England coronavirus track and trace programme to launch tomorrow
The NHS coronavirus track and trace programme will launch tomorrow across England.
Health secretary Matt Hancock described it as an “historic milestone” and that it will play a “big part” in exiting the coronavirus lockdown.
Anyone who has coronavirus symptoms will be able to get tested and will need to tell NHS contact tracers who they have been in close contact with recently.
If the test comes back positive, then anyone who has been in close contact with the infected person will have to self-isolate for 14 days even if they have no symptoms.
Close contact will considered to have been made if someone has been within two metres of someone else for at least 15 minutes without any sort of protective equipment being involved.
The programme will have capacity for 200,000 tests a day.
The programme will be possible thanks to the recruitment of 25,000 contact tracers, which includes 7,000 medical professionals.
Hancock said it was everyone’s “civic duty” to use the test and trace programme if they have coronavirus symptoms.
“Test and trace means we can replace the lockdown with individual isolation for those who have been in contact with the virus and local action where it’s necessary to respond to a flare up,” Hancock said.
“Through testing we hunt down the virus finding out who is infected right now.”
The programme is being overseen by Baroness Dido Harding, who is chair of NHS Improvement.
On a call to journalists today, Harding said that none of the information shared by people with contact tracers would be shared with anyone else and that no lockdown breaches would be reported.
“It’s a safe and trusted environment, so they can honestly tell the tracers who they have been in contact with to protect them,” she said.
She said that the programme will monitor geographical areas to see if there are coronavirus “flare ups” and that local lockdowns may be implemented.
Communities secretary Robert Jenrick told the BBC today that the track and trace programme will be able to identify increases in coronavirus infection rates in towns or cities across England.
“That enables us then to take action in that place which will be restrictive on the individuals who live and work there,” he said.
“But as a result of that we’ll be able to provide greater freedom to millions of other people across the country, enabling us to continue to ease the lockdown, ease the return to school, to work and to the daily activities that we all want to get back to.”

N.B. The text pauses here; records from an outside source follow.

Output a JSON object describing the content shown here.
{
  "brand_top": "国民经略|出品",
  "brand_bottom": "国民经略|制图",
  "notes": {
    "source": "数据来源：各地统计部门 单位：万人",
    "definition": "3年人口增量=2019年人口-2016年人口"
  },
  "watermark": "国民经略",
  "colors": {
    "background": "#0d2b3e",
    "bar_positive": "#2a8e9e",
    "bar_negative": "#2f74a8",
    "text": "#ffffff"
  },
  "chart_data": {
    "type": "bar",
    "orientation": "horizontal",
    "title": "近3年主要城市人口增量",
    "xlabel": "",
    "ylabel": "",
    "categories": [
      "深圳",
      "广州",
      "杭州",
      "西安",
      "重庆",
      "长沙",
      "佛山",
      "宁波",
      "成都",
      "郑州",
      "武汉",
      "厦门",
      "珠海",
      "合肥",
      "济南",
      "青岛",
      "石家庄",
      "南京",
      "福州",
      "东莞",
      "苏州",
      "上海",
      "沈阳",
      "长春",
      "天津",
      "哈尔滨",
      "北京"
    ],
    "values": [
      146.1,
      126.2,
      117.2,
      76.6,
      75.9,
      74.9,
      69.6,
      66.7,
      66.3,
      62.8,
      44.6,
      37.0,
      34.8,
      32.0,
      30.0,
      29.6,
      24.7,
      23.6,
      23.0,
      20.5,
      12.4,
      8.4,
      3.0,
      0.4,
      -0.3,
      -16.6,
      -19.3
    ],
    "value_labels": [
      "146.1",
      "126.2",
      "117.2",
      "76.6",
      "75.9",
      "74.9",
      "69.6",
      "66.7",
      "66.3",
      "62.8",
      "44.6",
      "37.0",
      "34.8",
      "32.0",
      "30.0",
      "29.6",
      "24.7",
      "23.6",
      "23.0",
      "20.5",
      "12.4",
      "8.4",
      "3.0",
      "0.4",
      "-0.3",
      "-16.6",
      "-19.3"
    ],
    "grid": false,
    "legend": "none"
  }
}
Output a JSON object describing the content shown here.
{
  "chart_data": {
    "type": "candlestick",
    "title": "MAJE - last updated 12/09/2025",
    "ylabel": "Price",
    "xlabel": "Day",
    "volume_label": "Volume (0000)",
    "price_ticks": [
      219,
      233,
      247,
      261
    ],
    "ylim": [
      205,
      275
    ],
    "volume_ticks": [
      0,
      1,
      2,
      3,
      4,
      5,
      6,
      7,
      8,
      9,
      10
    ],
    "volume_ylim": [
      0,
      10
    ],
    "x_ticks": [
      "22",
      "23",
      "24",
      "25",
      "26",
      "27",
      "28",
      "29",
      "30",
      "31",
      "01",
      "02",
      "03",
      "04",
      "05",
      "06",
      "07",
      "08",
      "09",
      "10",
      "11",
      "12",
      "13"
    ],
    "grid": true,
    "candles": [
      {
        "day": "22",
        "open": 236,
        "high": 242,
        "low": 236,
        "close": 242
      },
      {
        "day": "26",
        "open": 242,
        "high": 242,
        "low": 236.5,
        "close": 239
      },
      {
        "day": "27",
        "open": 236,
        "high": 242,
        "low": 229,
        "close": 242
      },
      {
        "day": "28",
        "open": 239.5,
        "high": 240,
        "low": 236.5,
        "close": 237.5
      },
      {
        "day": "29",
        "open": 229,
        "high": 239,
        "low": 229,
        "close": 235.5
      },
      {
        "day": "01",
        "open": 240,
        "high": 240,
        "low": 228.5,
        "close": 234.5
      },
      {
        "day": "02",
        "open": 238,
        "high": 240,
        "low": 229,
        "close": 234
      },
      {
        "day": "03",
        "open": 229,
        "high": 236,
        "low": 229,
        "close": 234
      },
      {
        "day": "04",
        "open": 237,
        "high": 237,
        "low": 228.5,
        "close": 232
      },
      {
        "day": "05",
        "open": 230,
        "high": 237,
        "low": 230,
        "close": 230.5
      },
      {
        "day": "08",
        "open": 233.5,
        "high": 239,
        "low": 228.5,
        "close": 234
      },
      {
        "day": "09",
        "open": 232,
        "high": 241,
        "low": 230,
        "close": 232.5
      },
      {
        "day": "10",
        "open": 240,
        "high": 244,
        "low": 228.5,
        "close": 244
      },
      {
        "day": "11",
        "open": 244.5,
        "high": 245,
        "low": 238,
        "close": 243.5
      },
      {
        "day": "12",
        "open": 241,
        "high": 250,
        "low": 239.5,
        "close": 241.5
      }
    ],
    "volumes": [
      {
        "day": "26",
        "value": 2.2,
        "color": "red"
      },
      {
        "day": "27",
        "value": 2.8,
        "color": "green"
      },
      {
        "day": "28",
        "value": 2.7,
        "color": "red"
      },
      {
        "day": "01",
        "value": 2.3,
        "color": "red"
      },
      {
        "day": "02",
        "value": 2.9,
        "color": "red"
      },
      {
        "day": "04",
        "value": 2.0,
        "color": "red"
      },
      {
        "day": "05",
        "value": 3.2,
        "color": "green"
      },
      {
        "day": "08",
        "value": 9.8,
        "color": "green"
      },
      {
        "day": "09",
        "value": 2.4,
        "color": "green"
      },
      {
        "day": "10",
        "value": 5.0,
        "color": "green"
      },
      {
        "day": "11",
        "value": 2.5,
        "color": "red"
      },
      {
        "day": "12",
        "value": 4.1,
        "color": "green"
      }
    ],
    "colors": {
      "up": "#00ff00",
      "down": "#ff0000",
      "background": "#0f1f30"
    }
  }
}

Speaking at Westminster’s liaison committee, Boris Johnson said that the programme meant that some people would have to self-isolate for 14 days even if they don’t have coronavirus.
“It is a huge imposition, but it will be on a very small minority of the population,” he said.
“It’s worth it, because that is the tool other countries have unlocked the prison, to make sure we can go forward.
“That captivity for a tiny minority, for a short time, will allow us gradually to release 66m from the current situation.”